O que é interessante aqui é como eles realmente o capturaram apesar de todas as camadas de anonimato. As autoridades dos EUA rastrearam-no através de análise de blockchain, registos de registo de domínios e trabalho de investigação tradicional, como compras disfarçadas. Encontraram o seu nome verdadeiro, número de telefone e endereço ligados aos registos de domínio. Tanta segurança operacional perfeita, certo?

A escala do que a Incognito estava a gerir é bastante impressionante - estamos a falar de mais de $105 milhões em transações de drogas processadas através da plataforma entre 2020 e início de 2024. São mais de 640.000 transações individuais a servir centenas de milhares de compradores globalmente. Os federais destacaram especificamente como isto agravou a crise dos opioides e ligaram as operações a pelo menos uma morte.

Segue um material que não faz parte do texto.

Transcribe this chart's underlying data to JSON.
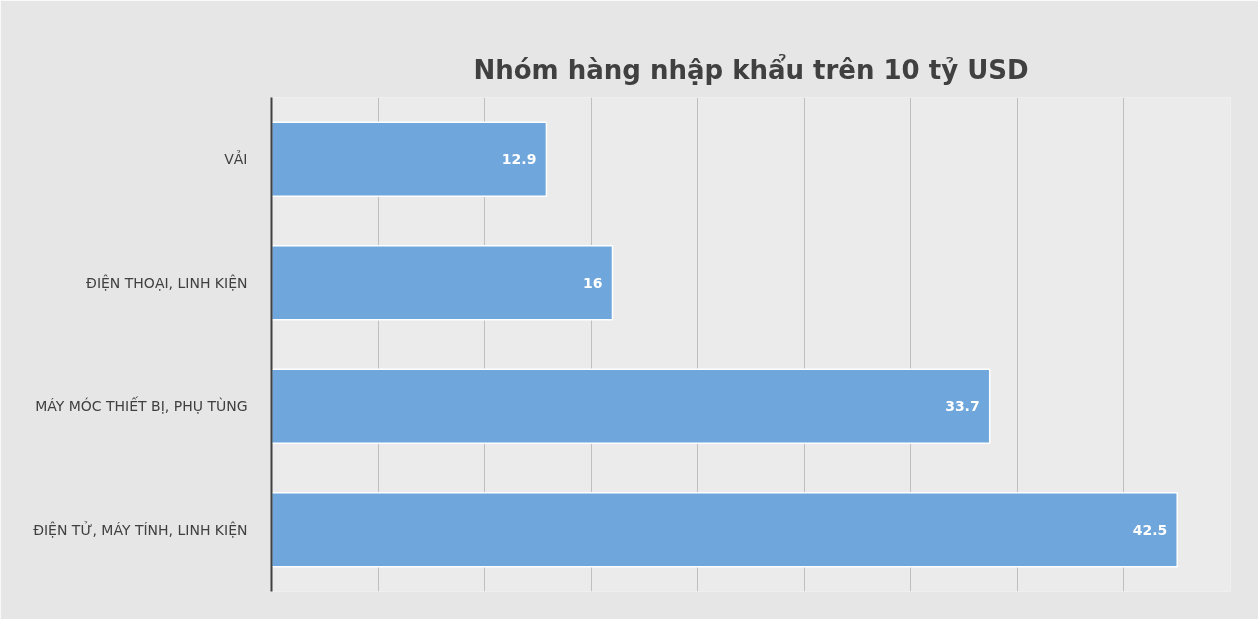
{
  "chart_data": {
    "type": "bar",
    "orientation": "horizontal",
    "title": "Nhóm hàng nhập khẩu trên 10 tỷ USD",
    "categories": [
      "VẢI",
      "ĐIỆN THOẠI, LINH KIỆN",
      "MÁY MÓC THIẾT BỊ, PHỤ TÙNG",
      "ĐIỆN TỬ, MÁY TÍNH, LINH KIỆN"
    ],
    "values": [
      12.9,
      16,
      33.7,
      42.5
    ],
    "color": "#6fa6db",
    "xlim": [
      0,
      45
    ],
    "xticks": [
      {
        "value": 0,
        "label": null
      },
      {
        "value": 5,
        "label": null
      },
      {
        "value": 10,
        "label": null
      },
      {
        "value": 15,
        "label": null
      },
      {
        "value": 20,
        "label": null
      },
      {
        "value": 25,
        "label": null
      },
      {
        "value": 30,
        "label": null
      },
      {
        "value": 35,
        "label": null
      },
      {
        "value": 40,
        "label": null
      },
      {
        "value": 45,
        "label": null
      }
    ],
    "grid": "x",
    "tick_labels": "y",
    "data_labels": true
  }
}
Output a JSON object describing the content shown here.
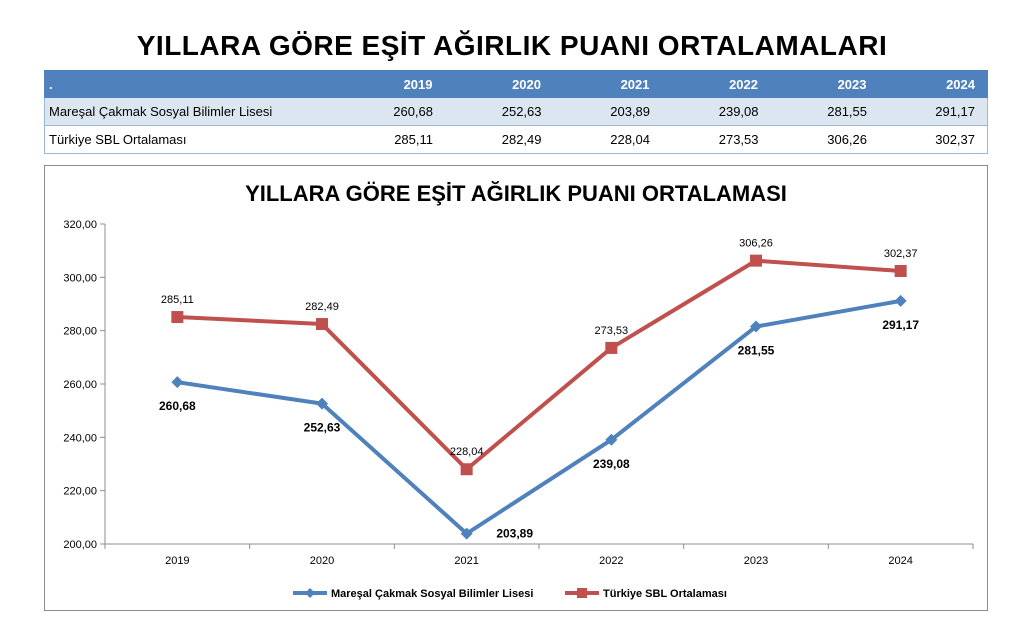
{
  "page_title": "YILLARA GÖRE EŞİT AĞIRLIK PUANI ORTALAMALARI",
  "table": {
    "corner": ".",
    "years": [
      "2019",
      "2020",
      "2021",
      "2022",
      "2023",
      "2024"
    ],
    "rows": [
      {
        "label": "Mareşal Çakmak Sosyal Bilimler Lisesi",
        "values": [
          "260,68",
          "252,63",
          "203,89",
          "239,08",
          "281,55",
          "291,17"
        ]
      },
      {
        "label": "Türkiye SBL Ortalaması",
        "values": [
          "285,11",
          "282,49",
          "228,04",
          "273,53",
          "306,26",
          "302,37"
        ]
      }
    ]
  },
  "chart_data": {
    "type": "line",
    "title": "YILLARA GÖRE EŞİT AĞIRLIK PUANI ORTALAMASI",
    "categories": [
      "2019",
      "2020",
      "2021",
      "2022",
      "2023",
      "2024"
    ],
    "ylim": [
      200,
      320
    ],
    "yticks": [
      "200,00",
      "220,00",
      "240,00",
      "260,00",
      "280,00",
      "300,00",
      "320,00"
    ],
    "xlabel": "",
    "ylabel": "",
    "grid": false,
    "legend_position": "bottom",
    "series": [
      {
        "name": "Mareşal Çakmak Sosyal Bilimler Lisesi",
        "color": "#4f81bd",
        "marker": "diamond",
        "values": [
          260.68,
          252.63,
          203.89,
          239.08,
          281.55,
          291.17
        ],
        "labels": [
          "260,68",
          "252,63",
          "203,89",
          "239,08",
          "281,55",
          "291,17"
        ]
      },
      {
        "name": "Türkiye SBL Ortalaması",
        "color": "#c0504d",
        "marker": "square",
        "values": [
          285.11,
          282.49,
          228.04,
          273.53,
          306.26,
          302.37
        ],
        "labels": [
          "285,11",
          "282,49",
          "228,04",
          "273,53",
          "306,26",
          "302,37"
        ]
      }
    ]
  }
}
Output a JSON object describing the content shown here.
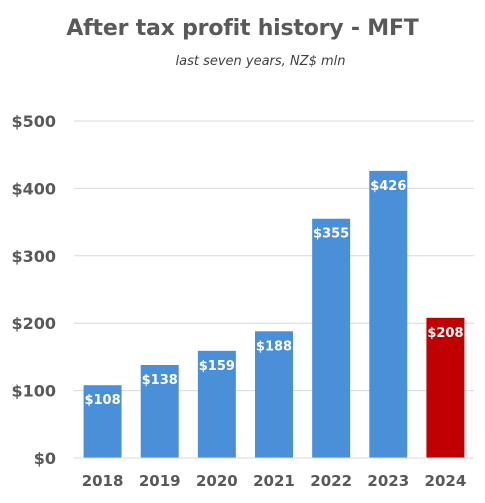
{
  "chart_data": {
    "type": "bar",
    "title": "After tax profit history - MFT",
    "subtitle": "last seven years, NZ$ mln",
    "xlabel": "",
    "ylabel": "",
    "categories": [
      "2018",
      "2019",
      "2020",
      "2021",
      "2022",
      "2023",
      "2024"
    ],
    "values": [
      108,
      138,
      159,
      188,
      355,
      426,
      208
    ],
    "data_labels": [
      "$108",
      "$138",
      "$159",
      "$188",
      "$355",
      "$426",
      "$208"
    ],
    "ylim": [
      0,
      500
    ],
    "yticks": [
      0,
      100,
      200,
      300,
      400,
      500
    ],
    "ytick_labels": [
      "$0",
      "$100",
      "$200",
      "$300",
      "$400",
      "$500"
    ],
    "grid": true,
    "legend": "none",
    "colors": {
      "default_bar": "#4a90d9",
      "highlight_bar": "#c00000",
      "highlight_category": "2024",
      "grid": "#d9d9d9",
      "text": "#595959"
    }
  }
}
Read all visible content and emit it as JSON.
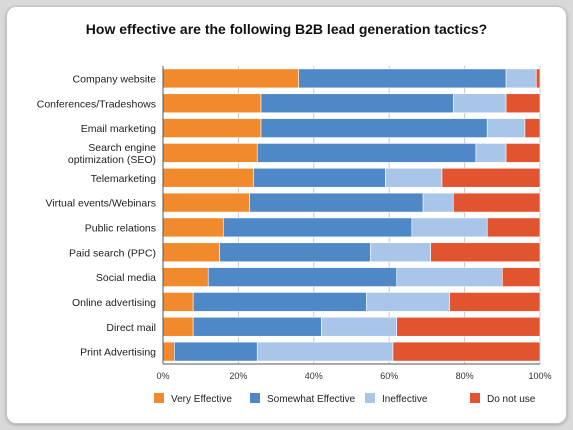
{
  "chart_data": {
    "type": "bar",
    "orientation": "horizontal",
    "stacked": true,
    "title": "How effective are the following B2B lead generation tactics?",
    "categories": [
      "Company website",
      "Conferences/Tradeshows",
      "Email marketing",
      "Search engine optimization (SEO)",
      "Telemarketing",
      "Virtual events/Webinars",
      "Public relations",
      "Paid search (PPC)",
      "Social media",
      "Online advertising",
      "Direct mail",
      "Print Advertising"
    ],
    "series": [
      {
        "name": "Very Effective",
        "color": "#f08a2c",
        "values": [
          36,
          26,
          26,
          25,
          24,
          23,
          16,
          15,
          12,
          8,
          8,
          3
        ]
      },
      {
        "name": "Somewhat Effective",
        "color": "#4f88c6",
        "values": [
          55,
          51,
          60,
          58,
          35,
          46,
          50,
          40,
          50,
          46,
          34,
          22
        ]
      },
      {
        "name": "Ineffective",
        "color": "#a9c5e8",
        "values": [
          8,
          14,
          10,
          8,
          15,
          8,
          20,
          16,
          28,
          22,
          20,
          36
        ]
      },
      {
        "name": "Do not use",
        "color": "#e2532f",
        "values": [
          1,
          9,
          4,
          9,
          26,
          23,
          14,
          29,
          10,
          24,
          38,
          39
        ]
      }
    ],
    "x_axis": {
      "ticks": [
        "0%",
        "20%",
        "40%",
        "60%",
        "80%",
        "100%"
      ],
      "range": [
        0,
        100
      ],
      "unit": "%"
    },
    "grid": true,
    "legend": "bottom"
  }
}
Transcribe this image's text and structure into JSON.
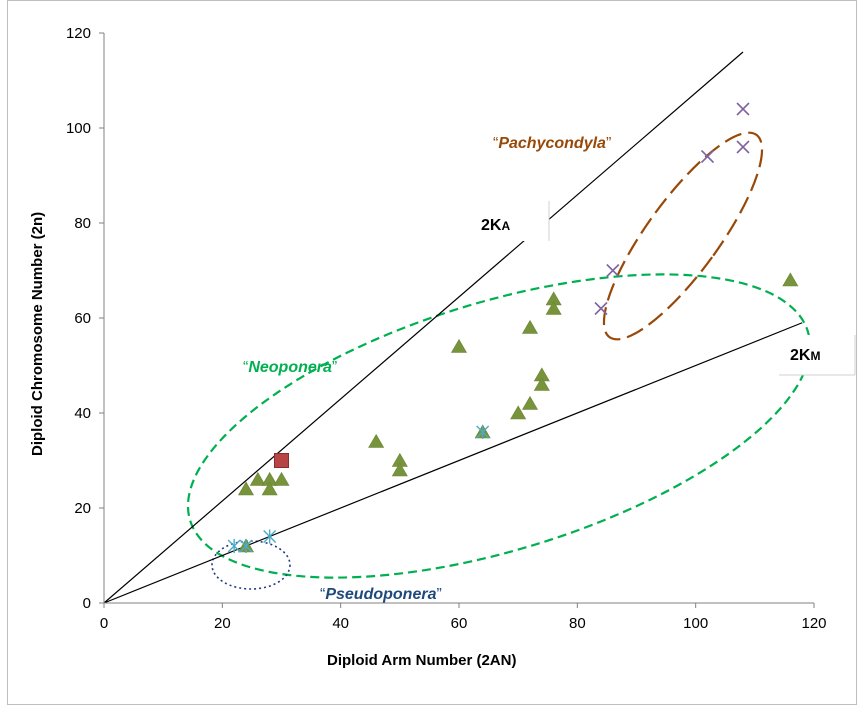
{
  "chart_data": {
    "type": "scatter",
    "title": "",
    "xlabel": "Diploid Arm Number (2AN)",
    "ylabel": "Diploid Chromosome Number (2n)",
    "xlim": [
      0,
      120
    ],
    "ylim": [
      0,
      120
    ],
    "x_ticks": [
      "0",
      "20",
      "40",
      "60",
      "80",
      "100",
      "120"
    ],
    "y_ticks": [
      "0",
      "20",
      "40",
      "60",
      "80",
      "100",
      "120"
    ],
    "grid": false,
    "legend": "none",
    "series": [
      {
        "marker": "triangle",
        "color": "#77933c",
        "points": [
          [
            24,
            24
          ],
          [
            26,
            26
          ],
          [
            28,
            26
          ],
          [
            28,
            24
          ],
          [
            30,
            26
          ],
          [
            46,
            34
          ],
          [
            50,
            30
          ],
          [
            50,
            28
          ],
          [
            60,
            54
          ],
          [
            64,
            36
          ],
          [
            70,
            40
          ],
          [
            72,
            42
          ],
          [
            72,
            58
          ],
          [
            74,
            48
          ],
          [
            74,
            46
          ],
          [
            76,
            64
          ],
          [
            76,
            62
          ],
          [
            116,
            68
          ],
          [
            24,
            12
          ]
        ]
      },
      {
        "marker": "square",
        "color": "#b84545",
        "points": [
          [
            30,
            30
          ]
        ]
      },
      {
        "marker": "x",
        "color": "#8064a2",
        "points": [
          [
            84,
            62
          ],
          [
            86,
            70
          ],
          [
            102,
            94
          ],
          [
            108,
            96
          ],
          [
            108,
            104
          ]
        ]
      },
      {
        "marker": "asterisk",
        "color": "#4bacc6",
        "points": [
          [
            22,
            12
          ],
          [
            24,
            12
          ],
          [
            28,
            14
          ],
          [
            64,
            36
          ]
        ]
      }
    ],
    "reference_lines": [
      {
        "label_main": "2K",
        "label_sub": "A",
        "from": [
          0,
          0
        ],
        "to": [
          108,
          116
        ]
      },
      {
        "label_main": "2K",
        "label_sub": "M",
        "from": [
          0,
          0
        ],
        "to": [
          118,
          59
        ]
      }
    ],
    "group_labels": [
      {
        "open": "“",
        "name": "Pachycondyla",
        "close": "”",
        "color": "#984807"
      },
      {
        "open": "“",
        "name": "Neoponera",
        "close": "”",
        "color": "#00b050"
      },
      {
        "open": "“",
        "name": "Pseudoponera",
        "close": "”",
        "color": "#1f497d"
      }
    ],
    "ellipses": [
      {
        "color": "#984807",
        "style": "long-dash"
      },
      {
        "color": "#00b050",
        "style": "dash"
      },
      {
        "color": "#1f3c88",
        "style": "dot"
      }
    ]
  }
}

Este caso é um lembrete sólido de que mesmo com criptomoedas e ferramentas anónimas, os rastros digitais são basicamente permanentes. A análise de blockchain tornou-se assustadoramente eficaz, e um erro na segurança operacional - como reutilizar um email ou número de telefone - pode desmoronar toda a operação. A sentença de 30 anos também envia uma mensagem. Consequências bastante pesadas por gerir uma operação que parecia sofisticada.